The tool call appears in the event stream like any other tool invocation:
{
"type": "tool_call_requested",
"name": "memory_search",
"args": {
"query": "database migration steps from earlier",
"limit": 5
}
}
Results are returned as a JSON array with similarity scores:
[
{
"content": "We agreed to use sequential migrations with...",
"score": 0.87,
"session_id": "019467d9-7e3a-7000-8000-000000000000",
"turn": 3
}
]
Scores range from 0.0 (no match) to 1.0 (exact match). Useful results are typically above 0.7.
Compaction
Context compaction triggers automatically when the conversation history exceeds a token threshold. The compactor summarizes older turns, keeps recent ones, and indexes discarded messages into memory.

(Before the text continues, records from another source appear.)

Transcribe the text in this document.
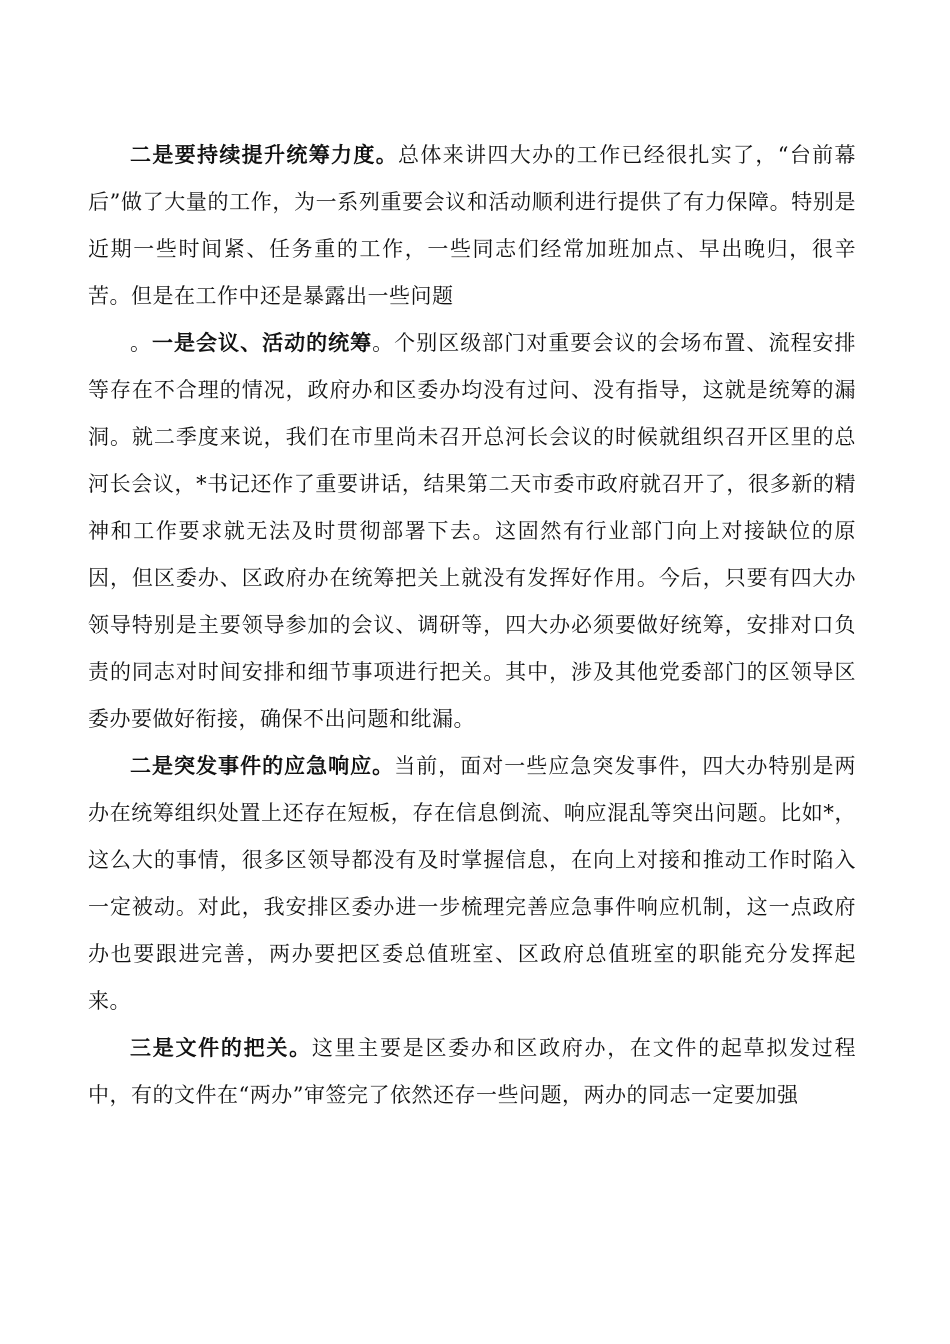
二是要持续提升统筹力度。总体来讲四大办的工作已经很扎实了，“台前幕后”做了大量的工作，为一系列重要会议和活动顺利进行提供了有力保障。特别是近期一些时间紧、任务重的工作，一些同志们经常加班加点、早出晚归，很辛苦。但是在工作中还是暴露出一些问题

。一是会议、活动的统筹。个别区级部门对重要会议的会场布置、流程安排等存在不合理的情况，政府办和区委办均没有过问、没有指导，这就是统筹的漏洞。就二季度来说，我们在市里尚未召开总河长会议的时候就组织召开区里的总河长会议，*书记还作了重要讲话，结果第二天市委市政府就召开了，很多新的精神和工作要求就无法及时贯彻部署下去。这固然有行业部门向上对接缺位的原因，但区委办、区政府办在统筹把关上就没有发挥好作用。今后，只要有四大办领导特别是主要领导参加的会议、调研等，四大办必须要做好统筹，安排对口负责的同志对时间安排和细节事项进行把关。其中，涉及其他党委部门的区领导区委办要做好衔接，确保不出问题和纰漏。

二是突发事件的应急响应。当前，面对一些应急突发事件，四大办特别是两办在统筹组织处置上还存在短板，存在信息倒流、响应混乱等突出问题。比如*，这么大的事情，很多区领导都没有及时掌握信息，在向上对接和推动工作时陷入一定被动。对此，我安排区委办进一步梳理完善应急事件响应机制，这一点政府办也要跟进完善，两办要把区委总值班室、区政府总值班室的职能充分发挥起来。

三是文件的把关。这里主要是区委办和区政府办，在文件的起草拟发过程中，有的文件在“两办”审签完了依然还存一些问题，两办的同志一定要加强
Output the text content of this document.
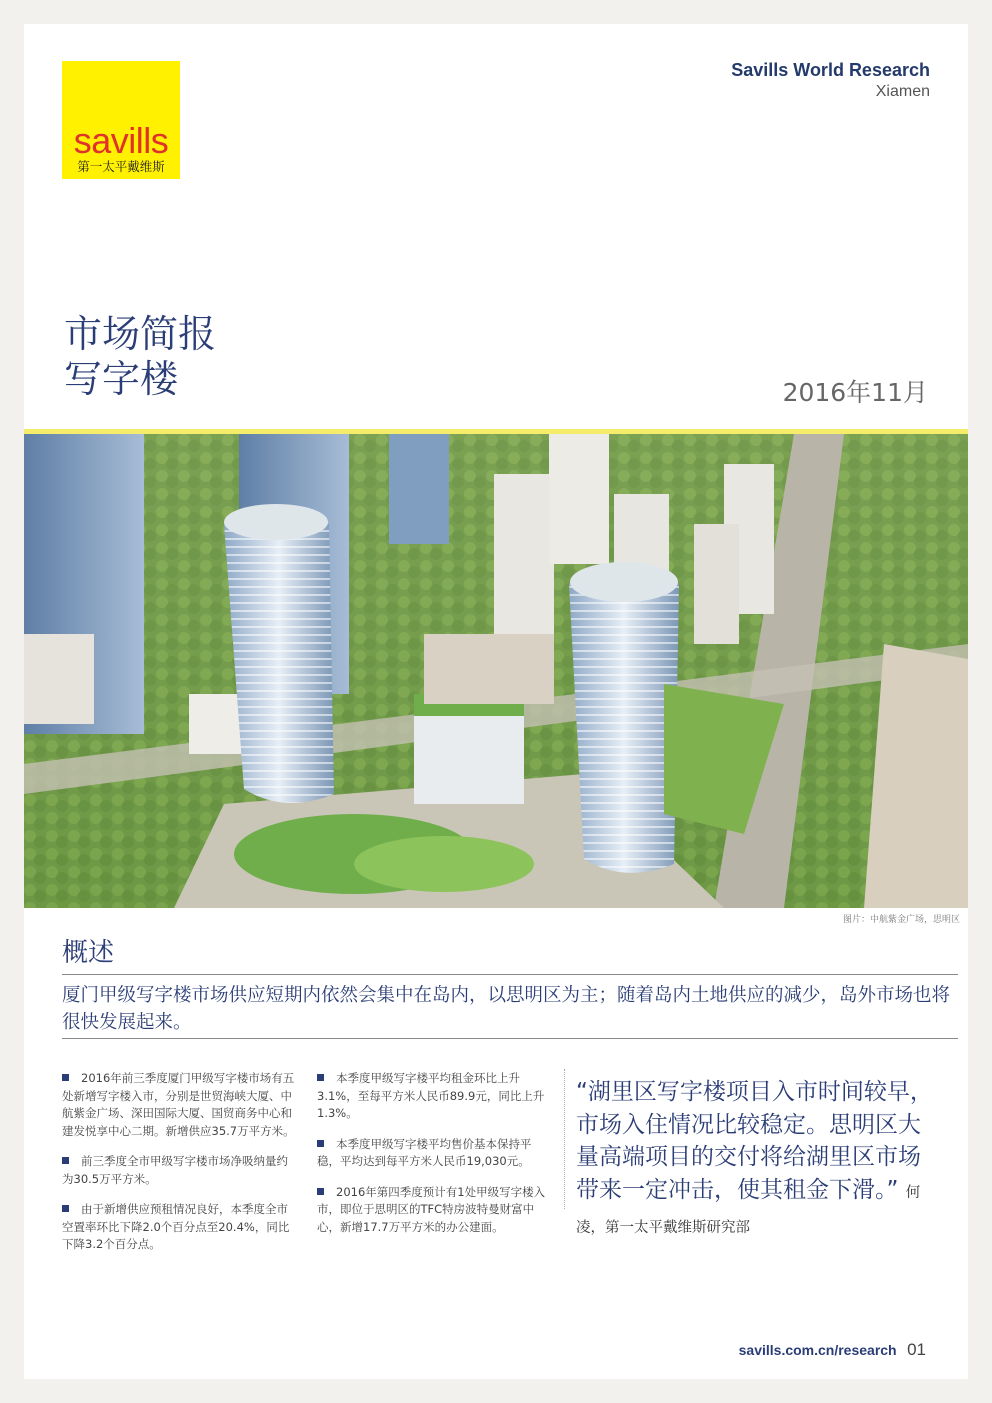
savills
第一太平戴维斯
Savills World Research
Xiamen
市场简报
写字楼	2016年11月
图片：中航紫金广场，思明区
概述
厦门甲级写字楼市场供应短期内依然会集中在岛内，以思明区为主；随着岛内土地供应的减少，岛外市场也将很快发展起来。
2016年前三季度厦门甲级写字楼市场有五处新增写字楼入市，分别是世贸海峡大厦、中航紫金广场、深田国际大厦、国贸商务中心和建发悦享中心二期。新增供应35.7万平方米。
前三季度全市甲级写字楼市场净吸纳量约为30.5万平方米。
由于新增供应预租情况良好，本季度全市空置率环比下降2.0个百分点至20.4%，同比下降3.2个百分点。
本季度甲级写字楼平均租金环比上升3.1%，至每平方米人民币89.9元，同比上升1.3%。
本季度甲级写字楼平均售价基本保持平稳，平均达到每平方米人民币19,030元。
2016年第四季度预计有1处甲级写字楼入市，即位于思明区的TFC特房波特曼财富中心，新增17.7万平方米的办公建面。
“湖里区写字楼项目入市时间较早，市场入住情况比较稳定。思明区大量高端项目的交付将给湖里区市场带来一定冲击，使其租金下滑。” 何凌，第一太平戴维斯研究部
savills.com.cn/research 01
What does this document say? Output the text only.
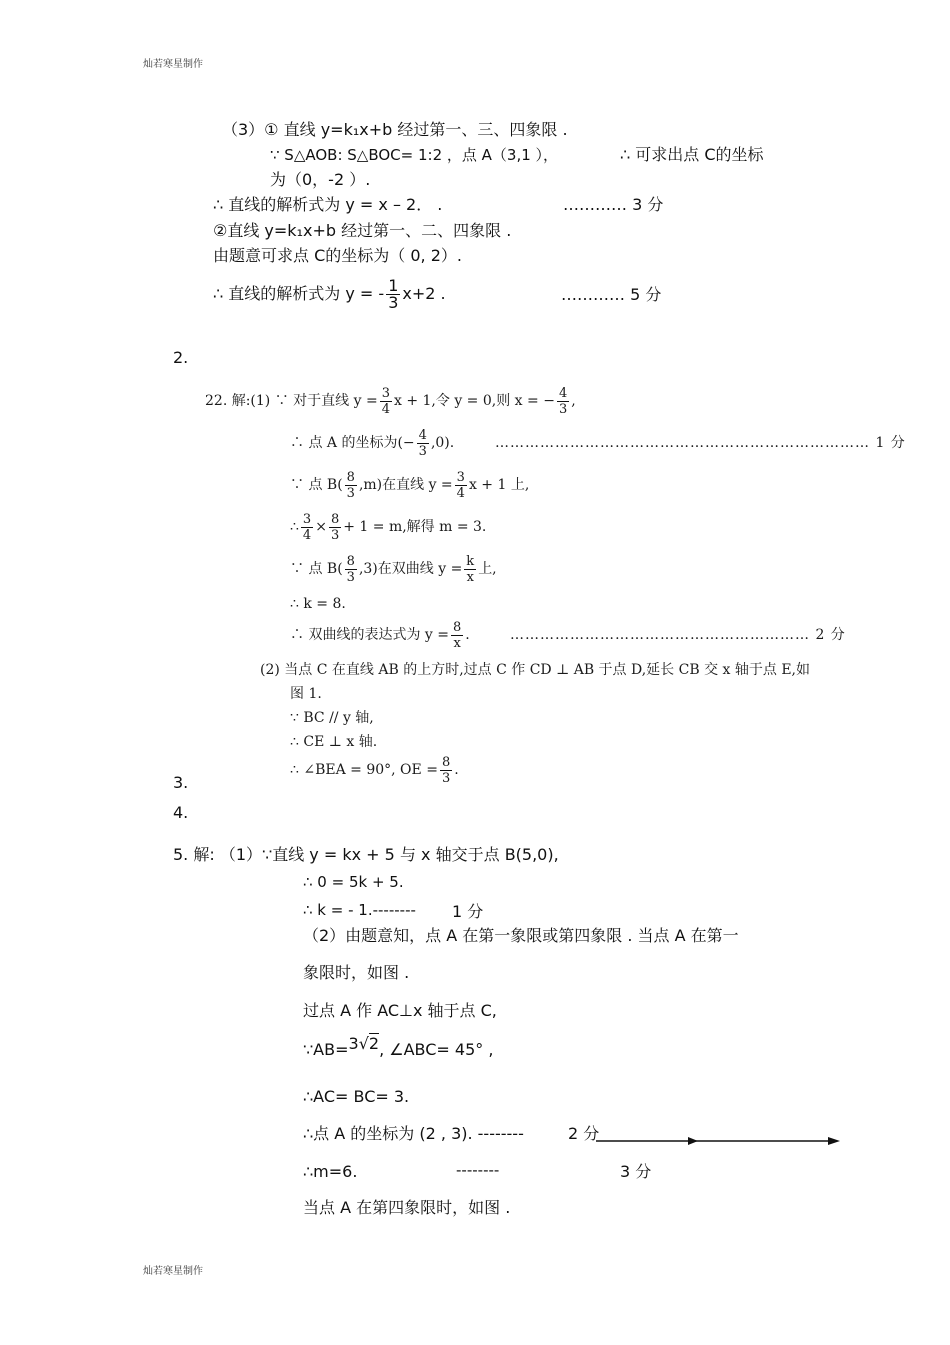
灿若寒星制作
（3）① 直线 y=k₁x+b 经过第一、三、四象限 .
∵ S△AOB: S△BOC= 1:2 ，点 A（3,1 ），	∴ 可求出点 C的坐标
为（0，-2 ）.
∴ 直线的解析式为 y = x – 2． .	………… 3 分
②直线 y=k₁x+b 经过第一、二、四象限 .
由题意可求点 C的坐标为（ 0, 2）.
∴ 直线的解析式为 y = - $\frac{1}{3} x+2$ .	………… 5 分
2.
22. 解:(1) ∵ 对于直线 $y = \frac{3}{4}$ x + 1,令 y = 0,则 x = − $\frac{4}{3}$ ,
∴ 点 A 的坐标为(− $\frac{4}{3} ,0$).	………………………………………………………………… 1 分
∵ 点 $B( \frac{8}{3} ,m)$在直线 $y = \frac{3}{4}$ x + 1 上,
∴ $\frac{3}{4} \times \frac{8}{3} + 1 = m$,解得 m = 3.
∵ 点 $B( \frac{8}{3} ,3)$在双曲线 $y = \frac{k}{x}$ 上,
∴ k = 8.
∴ 双曲线的表达式为 $y = \frac{8}{x}$ .	…………………………………………………… 2 分
(2) 当点 C 在直线 AB 的上方时,过点 C 作 CD ⊥ AB 于点 D,延长 CB 交 x 轴于点 E,如
图 1.
∵ BC // y 轴,
∴ CE ⊥ x 轴.
∴ ∠BEA = 90°, OE = $\frac{8}{3}$ .
3.
4.
5. 解: （1）∵直线 y = kx + 5 与 x 轴交于点 B(5,0),
∴ 0 = 5k + 5.
∴ k = - 1.-------- 1 分
（2）由题意知，点 A 在第一象限或第四象限 . 当点 A 在第一
象限时，如图 .
过点 A 作 AC⊥x 轴于点 C,
∵AB=3√2, ∠ABC= 45° ,
∴AC= BC= 3.
∴点 A 的坐标为 (2 , 3). --------	2 分
∴m=6.	--------	3 分
当点 A 在第四象限时，如图 .
灿若寒星制作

The compaction cycle emits events into the session stream:
// CompactionStarted -- context has grown past threshold
{
"type": "compaction_started",
"input_tokens": 105000,
"estimated_history_tokens": 112000,
"message_count": 48
}
// CompactionCompleted -- history rebuilt with summary
{
"type": "compaction_completed",
"summary_tokens": 2048,
"messages_before": 48,
"messages_after": 12
}
// CompactionFailed -- session is not mutated on failure
{
"type": "compaction_failed",
"error": "LLM returned empty summary"
}
Custom thresholds via the Rust SDK:
let compactor = DefaultCompactor::new(CompactionConfig {
auto_compact_threshold: 50_000,
recent_turn_budget: 6,
max_summary_tokens: 8192,
min_turns_between_compactions: 5,
});
Budget limits
Cap resource usage per session with token, time, and tool-call limits. When a budget is exhausted, the agent loop terminates gracefully.
CLI
JSON-RPC
REST
MCP
Python
TypeScript
Rust
rkat run "Research this topic" \
--max-total-tokens 10000 \
--max-duration 30s \
--max-tool-calls 5
{
"jsonrpc": "2.0", "id": 1,
"method": "session/create",
"params": {
"prompt": "Research this topic",
"budget_limits": {
"max_total_tokens": 10000,
"max_duration_ms": 30000,
"max_tool_calls": 5
}
}
}
curl -X POST http://127.0.0.1:8080/sessions \
-H "Content-Type: application/json" \
-d '{
"prompt": "Research this topic",
"budget_limits": {
"max_total_tokens": 10000,
"max_duration_ms": 30000,
"max_tool_calls": 5
}
}'
{
"name": "meerkat_run",
"arguments": {
"prompt": "Research this topic",
"enable_builtins": true,
"budget_limits": {
"max_tokens": 10000,
"max_duration_secs": 30,
"max_tool_calls": 5
}
}
}
result = client.create_session(
"Research this topic",
budget_limits={
"max_total_tokens": 10000,
"max_duration_ms": 30000,
"max_tool_calls": 5,
},
)
const result = await client.createSession({
prompt: "Research this topic",
budgetLimits: {
maxTotalTokens: 10000,
maxDurationMs: 30000,
maxToolCalls: 5,
},
});
let build_opts = SessionBuildOptions {
budget_limits: Some(BudgetLimits {
max_tokens: Some(10_000),
max_duration: Some(Duration::from_secs(30)),
max_tool_calls: Some(5),
}),
..Default::default()
};
Budget events
When consumption nears a limit, a warning event is emitted before the budget is fully exhausted:
{
"type": "budget_warning",
"budget_type": "max_tokens",
"used": 8500,
"limit": 10000,
"percent": 85.0
}
Retry policy
Transient LLM errors (rate limits, network timeouts) trigger automatic retries with exponential backoff. Each retry attempt emits an event:
{
"type": "retrying",
"attempt": 2,
"max_attempts": 5,
"error": "rate_limit_exceeded",
"delay_ms": 4000
}
Retries consume time budget but not token budget. If the time budget expires during a backoff wait, the agent terminates with a budget-exhausted error.